Felix Koltermann richtet zum ersten Mal den Blick auf die bildredaktionellen Praktiken im Print- und Online-Journalismus und leistet damit einen wichtigen Beitrag zur Debatte über den Stellenwert der Fotografie im zeitgenössischen Journalismus.

Welchen Stellenwert hat die Fotografie im modernen Journalismus?

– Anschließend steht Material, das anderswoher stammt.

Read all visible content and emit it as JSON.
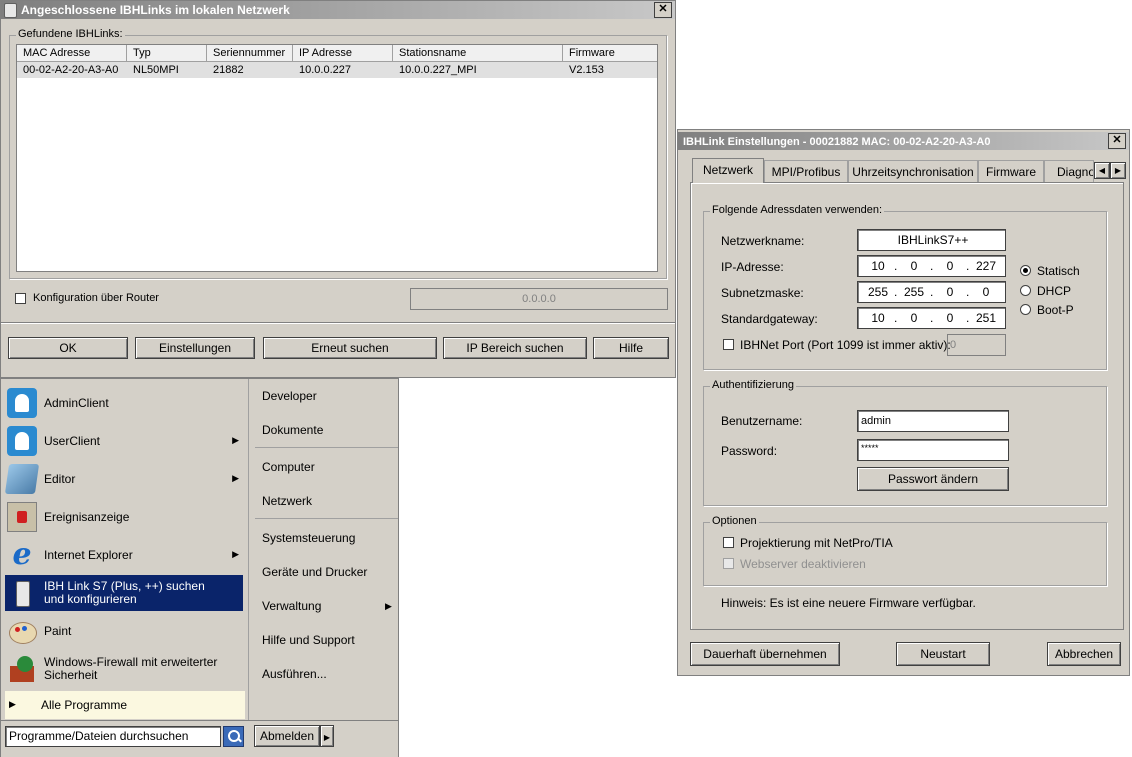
{
  "ibh_window": {
    "title": "Angeschlossene IBHLinks im lokalen Netzwerk",
    "close": "✕",
    "group_label": "Gefundene IBHLinks:",
    "columns": [
      "MAC Adresse",
      "Typ",
      "Seriennummer",
      "IP Adresse",
      "Stationsname",
      "Firmware"
    ],
    "rows": [
      [
        "00-02-A2-20-A3-A0",
        "NL50MPI",
        "21882",
        "10.0.0.227",
        "10.0.0.227_MPI",
        "V2.153"
      ]
    ],
    "router_label": "Konfiguration über Router",
    "router_ip": "0.0.0.0",
    "buttons": {
      "ok": "OK",
      "settings": "Einstellungen",
      "rescan": "Erneut suchen",
      "ip_range": "IP Bereich suchen",
      "help": "Hilfe"
    }
  },
  "start_menu": {
    "left_items": [
      {
        "label": "AdminClient",
        "icon": "admin-client-icon",
        "arrow": false
      },
      {
        "label": "UserClient",
        "icon": "user-client-icon",
        "arrow": true
      },
      {
        "label": "Editor",
        "icon": "editor-icon",
        "arrow": true
      },
      {
        "label": "Ereignisanzeige",
        "icon": "event-viewer-icon",
        "arrow": false
      },
      {
        "label": "Internet Explorer",
        "icon": "internet-explorer-icon",
        "arrow": true
      },
      {
        "label": "IBH Link S7 (Plus, ++) suchen und konfigurieren",
        "icon": "ibh-link-icon",
        "arrow": false,
        "selected": true
      },
      {
        "label": "Paint",
        "icon": "paint-icon",
        "arrow": false
      },
      {
        "label": "Windows-Firewall mit erweiterter Sicherheit",
        "icon": "firewall-icon",
        "arrow": false
      }
    ],
    "all_programs": "Alle Programme",
    "search_text": "Programme/Dateien durchsuchen",
    "right_items": [
      "Developer",
      "Dokumente",
      "Computer",
      "Netzwerk",
      "Systemsteuerung",
      "Geräte und Drucker",
      "Verwaltung",
      "Hilfe und Support",
      "Ausführen..."
    ],
    "logoff": "Abmelden"
  },
  "settings_window": {
    "title": "IBHLink Einstellungen - 00021882    MAC:  00-02-A2-20-A3-A0",
    "close": "✕",
    "tabs": [
      "Netzwerk",
      "MPI/Profibus",
      "Uhrzeitsynchronisation",
      "Firmware",
      "Diagno"
    ],
    "address_group": "Folgende Adressdaten verwenden:",
    "labels": {
      "netname": "Netzwerkname:",
      "ip": "IP-Adresse:",
      "mask": "Subnetzmaske:",
      "gateway": "Standardgateway:",
      "ibhnet": "IBHNet Port (Port 1099 ist immer aktiv):"
    },
    "netname": "IBHLinkS7++",
    "ip": [
      "10",
      "0",
      "0",
      "227"
    ],
    "mask": [
      "255",
      "255",
      "0",
      "0"
    ],
    "gateway": [
      "10",
      "0",
      "0",
      "251"
    ],
    "port": "0",
    "radio": [
      "Statisch",
      "DHCP",
      "Boot-P"
    ],
    "auth_group": "Authentifizierung",
    "user_label": "Benutzername:",
    "user": "admin",
    "pass_label": "Password:",
    "pass": "*****",
    "change_pass": "Passwort ändern",
    "options_group": "Optionen",
    "opt1": "Projektierung mit NetPro/TIA",
    "opt2": "Webserver deaktivieren",
    "hint": "Hinweis: Es ist eine neuere Firmware verfügbar.",
    "buttons": {
      "save": "Dauerhaft übernehmen",
      "restart": "Neustart",
      "cancel": "Abbrechen"
    }
  }
}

Ohne Fotografien ist der zeitgenössische Journalismus eigentlich nicht zu denken. Dies gilt insbesondere für den Online-Journalismus. Wobei in jüngster Zeit durchaus auch andere Form der Visualisierung das fotografische Bild ablösen. Der Fotografie kommen dabei verschiedene Funktionen zu: Sie informiert oder kommentiert, weckt Aufmerksamkeit und strukturiert Inhalte. Ein entscheidender Punkt ist jedoch, dass nicht alle in journalistischen Produkten publizierten Fotografien auch journalistische Fotografien sind. Der zeitgenössische Journalismus verwendet eine Vielzahl fotografischer Bilder und natürlich solche mit fotojournalistischem Ursprung. Aber er verwendet eben auch Stock-Fotografien oder Bilder aus dem PR-Bereich. Insofern ist es zentral, Fotografie im Journalismus nicht mit Fotojournalismus gleichzusetzen.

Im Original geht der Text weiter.